Non è più tempo di esperimenti e laboratori. Gioca l'Italia, quella vera si dice, contro la Polonia, è Nations League fastidiosa e inopportuna come l'avviso di una raccomandata ma si deve scendere in campo e vincere. Per evitare di partire per Sarajevo e affrontare la Bosnia Erzegovina con la paura addosso di uscire dall'Europa buona. Capita, dunque, che la nazionale torni a solleticare e a concentrare l'attenzione finora dedicata a faccende condominiali, le richieste dei club sul limite dell'esaurimento finanziario, la contemporanea esibizione del nuovo aereo della Lazio, i lamenti di un laziale che chiede soldi arretrati, altri casi di asintomatici. Ma stasera tutto questo, almeno per un'ora e mezza, dovrà essere messo da parte.
Eppure partiamo con l'handicap, niente pubblico, niente cittì e niente Immobile mentre di fronte i polacchi schierano il centravanti più forte al mondo, Robert Lewandowski, uno che ha vinto campionati, 1 in Polonia, 8 in Germania e che ha realizzato finora 503 reti, 63 delle quali con la maglia della nazionale, record assoluto (in azzurro il primato resta quello di Gigi Riva con 35 gol). Fatta la premessa dovremmo allora preoccuparci, il valore dell'avversario e i nostri limiti generazionali contemporanei. Le assenze per infortuni e virus sono nuvole grigie sulla testa di un gruppo che non ha un leader e che fatica a individuarlo. La crisi generazionale si trascina dal duemila e sei, ultimo traguardo illustre ottenuto dai nostri con il mondiale. Se si dovessero mettere a confronto i convocati di allora e quelli di oggi non ci sarebbe partita, anzi non c'è partita ma Roberto Mancini, da remoto o in presenza non cambia, sa benissimo che di nostalgia non si campa e servono sangue, sudore e lacrime per tornar a essere l'Italia di prima e di sempre, a parte la fantozziana parentesi Ventura.

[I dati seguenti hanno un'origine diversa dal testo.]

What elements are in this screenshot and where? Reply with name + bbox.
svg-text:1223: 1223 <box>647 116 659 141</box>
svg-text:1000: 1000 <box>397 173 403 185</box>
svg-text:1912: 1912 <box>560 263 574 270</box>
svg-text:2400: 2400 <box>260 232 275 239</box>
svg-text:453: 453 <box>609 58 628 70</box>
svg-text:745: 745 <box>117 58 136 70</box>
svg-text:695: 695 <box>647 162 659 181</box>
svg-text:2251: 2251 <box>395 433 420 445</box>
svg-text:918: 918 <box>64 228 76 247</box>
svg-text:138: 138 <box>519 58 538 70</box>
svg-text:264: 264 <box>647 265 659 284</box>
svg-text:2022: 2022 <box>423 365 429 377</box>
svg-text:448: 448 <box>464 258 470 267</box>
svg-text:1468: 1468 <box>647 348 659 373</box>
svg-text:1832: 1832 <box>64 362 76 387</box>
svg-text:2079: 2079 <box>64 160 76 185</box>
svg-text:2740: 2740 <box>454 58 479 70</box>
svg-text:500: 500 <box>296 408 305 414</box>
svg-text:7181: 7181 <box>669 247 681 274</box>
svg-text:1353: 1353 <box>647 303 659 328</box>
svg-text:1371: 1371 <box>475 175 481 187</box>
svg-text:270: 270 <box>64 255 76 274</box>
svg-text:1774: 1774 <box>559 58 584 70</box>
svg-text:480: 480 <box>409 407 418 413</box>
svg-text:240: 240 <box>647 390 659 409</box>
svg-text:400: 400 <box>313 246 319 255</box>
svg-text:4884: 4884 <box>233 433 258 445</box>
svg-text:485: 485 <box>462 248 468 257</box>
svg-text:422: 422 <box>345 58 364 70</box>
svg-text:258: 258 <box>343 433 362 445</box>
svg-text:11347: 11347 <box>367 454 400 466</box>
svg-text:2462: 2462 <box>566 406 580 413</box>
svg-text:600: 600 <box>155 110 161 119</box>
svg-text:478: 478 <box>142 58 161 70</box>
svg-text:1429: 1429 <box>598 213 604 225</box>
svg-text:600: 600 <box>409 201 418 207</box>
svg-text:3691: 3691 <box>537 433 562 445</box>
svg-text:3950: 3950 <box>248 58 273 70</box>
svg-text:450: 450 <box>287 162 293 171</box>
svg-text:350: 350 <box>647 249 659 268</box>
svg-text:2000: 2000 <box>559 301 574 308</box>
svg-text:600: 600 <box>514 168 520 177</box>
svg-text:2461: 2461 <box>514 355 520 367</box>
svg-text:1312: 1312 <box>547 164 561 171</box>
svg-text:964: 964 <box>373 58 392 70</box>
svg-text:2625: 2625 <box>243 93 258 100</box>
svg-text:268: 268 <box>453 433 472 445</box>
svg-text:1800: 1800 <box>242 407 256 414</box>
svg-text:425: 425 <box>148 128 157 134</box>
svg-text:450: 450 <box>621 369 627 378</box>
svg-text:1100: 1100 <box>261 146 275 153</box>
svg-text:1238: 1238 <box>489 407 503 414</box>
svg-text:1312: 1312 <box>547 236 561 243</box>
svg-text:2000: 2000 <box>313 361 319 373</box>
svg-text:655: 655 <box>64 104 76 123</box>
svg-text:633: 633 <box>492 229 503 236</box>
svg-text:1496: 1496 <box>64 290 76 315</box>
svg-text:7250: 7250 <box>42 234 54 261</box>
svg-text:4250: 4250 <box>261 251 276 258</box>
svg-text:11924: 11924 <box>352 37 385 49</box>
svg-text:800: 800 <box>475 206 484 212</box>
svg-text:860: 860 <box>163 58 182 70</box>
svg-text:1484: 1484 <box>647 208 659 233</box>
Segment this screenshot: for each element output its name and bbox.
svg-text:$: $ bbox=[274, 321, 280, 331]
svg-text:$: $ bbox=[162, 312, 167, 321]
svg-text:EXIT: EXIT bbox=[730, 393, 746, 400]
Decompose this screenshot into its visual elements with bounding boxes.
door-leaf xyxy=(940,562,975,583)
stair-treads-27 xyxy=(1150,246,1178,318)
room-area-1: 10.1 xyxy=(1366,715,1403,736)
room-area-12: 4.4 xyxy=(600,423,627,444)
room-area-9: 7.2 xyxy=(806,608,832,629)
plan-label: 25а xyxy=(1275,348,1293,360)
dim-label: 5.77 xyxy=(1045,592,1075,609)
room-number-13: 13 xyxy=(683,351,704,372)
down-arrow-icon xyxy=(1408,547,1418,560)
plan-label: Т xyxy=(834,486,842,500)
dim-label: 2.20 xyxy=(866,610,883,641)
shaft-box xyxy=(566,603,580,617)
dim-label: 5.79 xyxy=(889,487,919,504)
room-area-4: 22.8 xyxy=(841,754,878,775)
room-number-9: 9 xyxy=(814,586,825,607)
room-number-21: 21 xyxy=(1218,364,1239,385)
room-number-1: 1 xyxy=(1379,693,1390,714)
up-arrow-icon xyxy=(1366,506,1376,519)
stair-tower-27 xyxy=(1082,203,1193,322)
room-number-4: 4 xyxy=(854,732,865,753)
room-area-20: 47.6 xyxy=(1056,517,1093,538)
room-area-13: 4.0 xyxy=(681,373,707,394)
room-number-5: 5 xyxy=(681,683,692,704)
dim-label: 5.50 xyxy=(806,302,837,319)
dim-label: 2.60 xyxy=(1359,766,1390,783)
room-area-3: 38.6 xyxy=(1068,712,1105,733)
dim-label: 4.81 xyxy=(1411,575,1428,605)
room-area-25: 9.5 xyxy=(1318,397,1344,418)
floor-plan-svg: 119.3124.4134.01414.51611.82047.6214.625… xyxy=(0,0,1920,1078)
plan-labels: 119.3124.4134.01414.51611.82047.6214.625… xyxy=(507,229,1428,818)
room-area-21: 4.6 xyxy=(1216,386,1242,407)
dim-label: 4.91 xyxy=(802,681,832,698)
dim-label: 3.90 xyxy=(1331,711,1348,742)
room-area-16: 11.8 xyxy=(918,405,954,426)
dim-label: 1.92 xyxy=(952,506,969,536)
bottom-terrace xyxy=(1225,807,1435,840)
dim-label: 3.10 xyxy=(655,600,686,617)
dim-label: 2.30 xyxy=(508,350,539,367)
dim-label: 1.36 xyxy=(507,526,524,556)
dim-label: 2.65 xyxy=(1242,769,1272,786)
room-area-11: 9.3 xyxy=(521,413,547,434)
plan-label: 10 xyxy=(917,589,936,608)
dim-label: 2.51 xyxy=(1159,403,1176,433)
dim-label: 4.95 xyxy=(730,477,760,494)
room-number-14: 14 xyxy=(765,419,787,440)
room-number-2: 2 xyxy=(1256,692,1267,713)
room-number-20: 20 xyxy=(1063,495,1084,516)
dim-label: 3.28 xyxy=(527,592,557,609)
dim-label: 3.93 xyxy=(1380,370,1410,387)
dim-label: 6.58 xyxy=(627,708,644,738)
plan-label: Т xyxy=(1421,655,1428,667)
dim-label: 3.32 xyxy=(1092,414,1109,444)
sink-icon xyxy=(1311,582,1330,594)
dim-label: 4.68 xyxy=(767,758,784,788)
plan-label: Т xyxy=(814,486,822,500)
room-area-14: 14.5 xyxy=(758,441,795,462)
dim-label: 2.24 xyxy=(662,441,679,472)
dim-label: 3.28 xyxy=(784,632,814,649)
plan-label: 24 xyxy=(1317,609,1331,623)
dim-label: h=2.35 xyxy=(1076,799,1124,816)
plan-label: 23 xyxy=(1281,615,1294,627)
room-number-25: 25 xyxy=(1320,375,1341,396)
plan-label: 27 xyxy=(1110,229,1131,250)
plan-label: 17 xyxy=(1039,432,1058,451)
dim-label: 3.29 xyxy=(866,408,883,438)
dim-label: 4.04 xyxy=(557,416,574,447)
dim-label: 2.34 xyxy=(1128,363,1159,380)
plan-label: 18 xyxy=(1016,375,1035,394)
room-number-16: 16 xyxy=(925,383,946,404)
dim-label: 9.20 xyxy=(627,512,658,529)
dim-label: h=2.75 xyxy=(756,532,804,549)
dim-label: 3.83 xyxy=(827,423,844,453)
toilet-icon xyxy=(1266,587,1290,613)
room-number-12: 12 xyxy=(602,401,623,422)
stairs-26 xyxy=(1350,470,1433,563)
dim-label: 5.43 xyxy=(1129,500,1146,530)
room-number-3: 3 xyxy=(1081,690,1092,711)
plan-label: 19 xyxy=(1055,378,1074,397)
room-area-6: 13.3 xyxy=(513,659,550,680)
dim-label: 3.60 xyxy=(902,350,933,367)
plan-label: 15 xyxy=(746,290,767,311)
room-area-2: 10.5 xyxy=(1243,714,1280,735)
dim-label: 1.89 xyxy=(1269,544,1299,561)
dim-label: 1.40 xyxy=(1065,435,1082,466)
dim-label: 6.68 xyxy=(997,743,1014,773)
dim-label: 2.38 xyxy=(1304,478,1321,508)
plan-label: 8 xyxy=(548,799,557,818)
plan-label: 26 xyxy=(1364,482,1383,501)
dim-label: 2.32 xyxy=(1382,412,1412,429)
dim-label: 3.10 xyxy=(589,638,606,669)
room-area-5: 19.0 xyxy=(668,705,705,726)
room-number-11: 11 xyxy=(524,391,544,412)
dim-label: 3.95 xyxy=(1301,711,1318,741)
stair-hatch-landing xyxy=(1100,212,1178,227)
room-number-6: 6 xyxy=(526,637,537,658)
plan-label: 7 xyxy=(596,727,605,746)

Agli assenti si sono aggiunti Kean che è tornato a Parigi per il solito problema fisico, Gagliardini rispedito a casa con il dubbio del virus e Bonucci col muscolo dolorante della coscia che ha provato fino all'ultimo ad esserci per la presenza numero 100 in carriera, arrendendosi solo ieri sera. I quattro davanti a Donnarumma saranno Florenzi - Acerbi - Bastoni - Emerson Palmieri e in mezzo al campo, il metronomo Jorginho che non esalta mai, Barella che corre, sbuffa, inforca e spinge anche quando dorme e Locatelli che rappresenta l'unica luce tecnica della squadra, alle spalle di Belotti e Insigne con il mistero Bernardeschi a oscillare come gli riesce. Ho messo assieme gli undici per ribadire il peso e il potenziale di questa squadra contro la Polonia, questi sono e da questi dobbiamo tirare fuori il massimo, non soltanto il meglio.
Badando alla partita che ci precederà, quella alla Johann Cruyff Arena
tra l'Olanda e la Bosnia. Non vorremmo ritrovarci lunedì a stampare manifesti iettatori, in vista del successivo impegno a Sarajevo. Fatta l'Italia ora bisogna fare gli italiani, da D'Azeglio a Mancini non c'è differenza.